The Interagency Security Committee (ISC), a panel of experts from 54 agencies and departments, is generating standards for physical and network security, including oversight and management. An ISC white paper released in February, focuses attention on compliance with FISMA, the Federal Information Security Management Act, and related standards. The main message: Operations technology is just like any other system on the network. Life cycle maintenance, software patches, identity management, and verification are all critical to ensuring vulnerabilities are eliminated.
As the massive data breach at the Office of Personnel Management (OPM) illustrated, the Federal government is under perpetual electronic attack.
“You’re going to build this massive facility that has these physical protections, and then you are going to have to put into place a convergence of IT and OT systems that is going to have to stand up to the hackers of the world, who are going to try to penetrate it,” said Chipley.
So just how “converged” should the IT and OT networks be in such a facility?
Chipley said the IT and OT networks should be separate and distinct fiber networks. The OT network should be in a “demilitarized zone” and require a virtual private network connection, he said, with an outbound connection to the IT systems to support the business side only when needed, he explained.

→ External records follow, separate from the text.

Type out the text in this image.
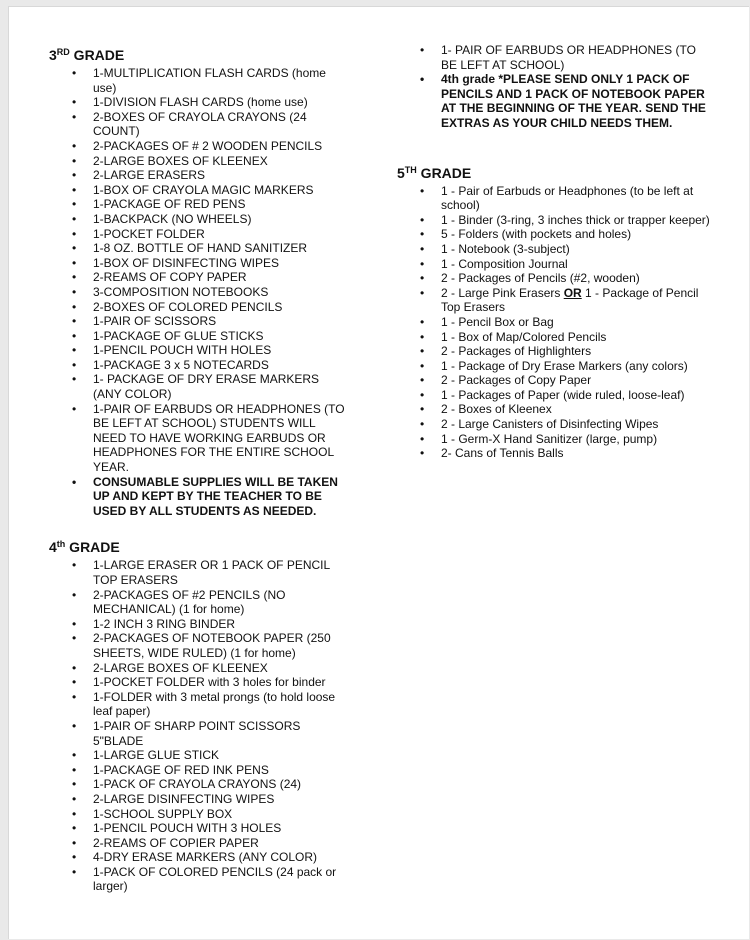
3RD GRADE
• 1-MULTIPLICATION FLASH CARDS (home use)
• 1-DIVISION FLASH CARDS (home use)
• 2-BOXES OF CRAYOLA CRAYONS (24 COUNT)
• 2-PACKAGES OF # 2 WOODEN PENCILS
• 2-LARGE BOXES OF KLEENEX
• 2-LARGE ERASERS
• 1-BOX OF CRAYOLA MAGIC MARKERS
• 1-PACKAGE OF RED PENS
• 1-BACKPACK (NO WHEELS)
• 1-POCKET FOLDER
• 1-8 OZ. BOTTLE OF HAND SANITIZER
• 1-BOX OF DISINFECTING WIPES
• 2-REAMS OF COPY PAPER
• 3-COMPOSITION NOTEBOOKS
• 2-BOXES OF COLORED PENCILS
• 1-PAIR OF SCISSORS
• 1-PACKAGE OF GLUE STICKS
• 1-PENCIL POUCH WITH HOLES
• 1-PACKAGE 3 x 5 NOTECARDS
• 1- PACKAGE OF DRY ERASE MARKERS (ANY COLOR)
• 1-PAIR OF EARBUDS OR HEADPHONES (TO BE LEFT AT SCHOOL) STUDENTS WILL NEED TO HAVE WORKING EARBUDS OR HEADPHONES FOR THE ENTIRE SCHOOL YEAR.
• CONSUMABLE SUPPLIES WILL BE TAKEN UP AND KEPT BY THE TEACHER TO BE USED BY ALL STUDENTS AS NEEDED.
4th GRADE
• 1-LARGE ERASER OR 1 PACK OF PENCIL TOP ERASERS
• 2-PACKAGES OF #2 PENCILS (NO MECHANICAL) (1 for home)
• 1-2 INCH 3 RING BINDER
• 2-PACKAGES OF NOTEBOOK PAPER (250 SHEETS, WIDE RULED) (1 for home)
• 2-LARGE BOXES OF KLEENEX
• 1-POCKET FOLDER with 3 holes for binder
• 1-FOLDER with 3 metal prongs (to hold loose leaf paper)
• 1-PAIR OF SHARP POINT SCISSORS 5"BLADE
• 1-LARGE GLUE STICK
• 1-PACKAGE OF RED INK PENS
• 1-PACK OF CRAYOLA CRAYONS (24)
• 2-LARGE DISINFECTING WIPES
• 1-SCHOOL SUPPLY BOX
• 1-PENCIL POUCH WITH 3 HOLES
• 2-REAMS OF COPIER PAPER
• 4-DRY ERASE MARKERS (ANY COLOR)
• 1-PACK OF COLORED PENCILS (24 pack or larger)
• 1- PAIR OF EARBUDS OR HEADPHONES (TO BE LEFT AT SCHOOL)
• 4th grade *PLEASE SEND ONLY 1 PACK OF PENCILS AND 1 PACK OF NOTEBOOK PAPER AT THE BEGINNING OF THE YEAR. SEND THE EXTRAS AS YOUR CHILD NEEDS THEM.
5TH GRADE
• 1 - Pair of Earbuds or Headphones (to be left at school)
• 1 - Binder (3-ring, 3 inches thick or trapper keeper)
• 5 - Folders (with pockets and holes)
• 1 - Notebook (3-subject)
• 1 - Composition Journal
• 2 - Packages of Pencils (#2, wooden)
• 2 - Large Pink Erasers OR 1 - Package of Pencil Top Erasers
• 1 - Pencil Box or Bag
• 1 - Box of Map/Colored Pencils
• 2 - Packages of Highlighters
• 1 - Package of Dry Erase Markers (any colors)
• 2 - Packages of Copy Paper
• 1 - Packages of Paper (wide ruled, loose-leaf)
• 2 - Boxes of Kleenex
• 2 - Large Canisters of Disinfecting Wipes
• 1 - Germ-X Hand Sanitizer (large, pump)
• 2- Cans of Tennis Balls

“We want to isolate the OT system so hackers can’t easily jump over to the IT side,” he said. “In the case of the FBI, it should absolutely have redundant fibers. In fact, it should probably have three; one for IT, one for the OT building automation, fire, elevator, etc., systems, and one for the OT physical access control, intrusion detection, CCTV systems.”
Alexander disagreed. While he believes that the IT and OT can run on two different fibers in the same conduit, he would not break out the others.
“One of the primary aspects of smart building is to consolidate,” Alexander said. “Two [IT and OT] fibers meet that objective. Three would be a motion away from consolidating, and to some extent, drifting away from the main objective.”
These debates will continue among facility engineers and system integrators each time the government embarks on a new facility project. No matter the agency – the writing is already on the wall. OT and IT systems are converging. The Internet of Things is changing the way we view building infrastructure.
The opportunities are endless. And future new buildings will be far smarter than anything we have today.